No way to Chick-Fil-A

Catherine Norton, Staff Reporter

A picture of a Chick-Fil-A restaurant.
A picture of a Chick-Fil-A restaurant. (Photo via Wikimedia Commons)

The Mustang Athletic Boosters Association (ABA) sells Chick-Fil-A sandwiches at the concession stand during various sporting events throughout the year to raise money for their activities. These efforts include scholarships and buying new equipment, but not everyone is happy with Chick-Fil-A being sold on school grounds. 

“​​It definitely does make me feel weird, though, because I’ve known that Chick-Fil-A funded some pretty gross stuff for way longer than I’ve known I’m trans,” junior Jamie Williamson said. 

Junior Hannah Hall thought that Chick-Fil-A being sold on school grounds could make students uncomfortable, even if the fast food chain is popular. 

“I think we all know they’re homophobic, and I don’t think our school should be supporting a place like that,” Hall said.

Due to the company’s history of supporting anti-LGBTQ+ activists, Chick-Fil-A should not be sold on school grounds because it has caused psychological, emotional, and social harm to LGBTQ+ students.

The Mustang ABA chose Chick-Fil-A because it is easy to cater and it generates significant revenue for their activities. 

ABA Director At-Large Becki Creed cited how opposing teams drive hours to play at our facilities. Selling Chick-Fil-A is also a tradition for many schools in the Shenandoah Valley, according to Creed, and offering the sandwiches as an option “makes the atmosphere.”

The Mustang ABA splits 50 percent of their profits with the athletic department, but most of that revenue generated by the concession stand does not come from Chick-Fil-A sales. In addition to Chick-Fil-A, the Athletic Boosters Association sells hot dogs, candy, soda, and pizza.

The cultural standard of hospitality, while a valid concern, does not need to include Chick-Fil-A. Due to their recent support for anti-LGBTQ+ organizations, Chick-Fil-A is no longer a universal American staple, but there are plenty of alternatives that are. Pizza, for example, is well loved by all people, no matter sexual orientation. Meridian High School would not be any less hospitable than other schools if we served pizza, instead of Chick-Fil-A. The school could cater from the Little City’s own 10 Pizza, Pizzeria Orso, or Ledo Pizza. Hospitality is about belonging and making someone comfortable in a new environment. A student is worth more than a $4.29 sandwich.

Just because the Mustang ABA has never had a problem before with Chick-Fil-A does not mean that we can’t discuss alternatives. Times change, and the argument that something hasn’t been a problem before is insufficient. As an example, a student may not speak up about their identity and experiences due to fear of being mocked. This is why at least opening the conversation of stopping the sale of Chick-Fil-A at school is important, if not fully stopping the sale of the company’s products. 

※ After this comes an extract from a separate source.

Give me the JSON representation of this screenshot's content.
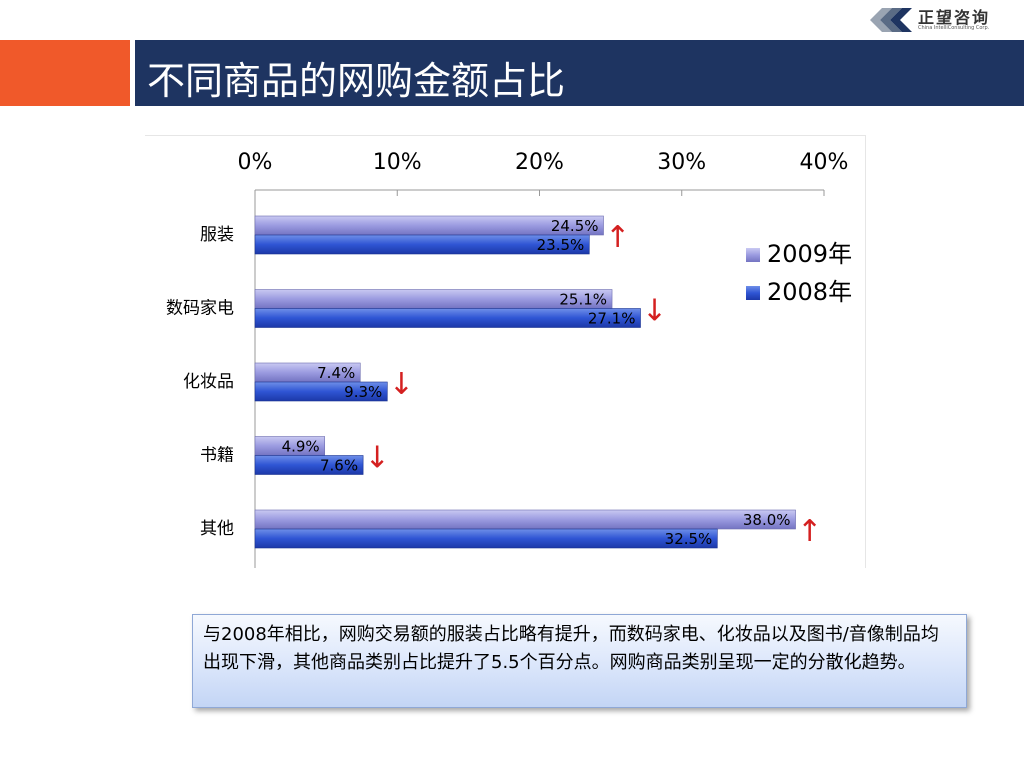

According to Creed, the way to implement change is emailing ABA President Stacey Shonauer before presenting the case for the elimination at a meeting. Decisions have to be made by the majority of the board, but Creed stated that, “[the board is] open to listening.”

To quote “Bystander” by children’s author James Preller,“In the end, we remember not the words of our enemies, but the silence of our friends.” A school that prefers to eat fried chicken rather than create a comfortable atmosphere for its students is not a school that can call its students  “caring, balanced, and open minded thinkers.”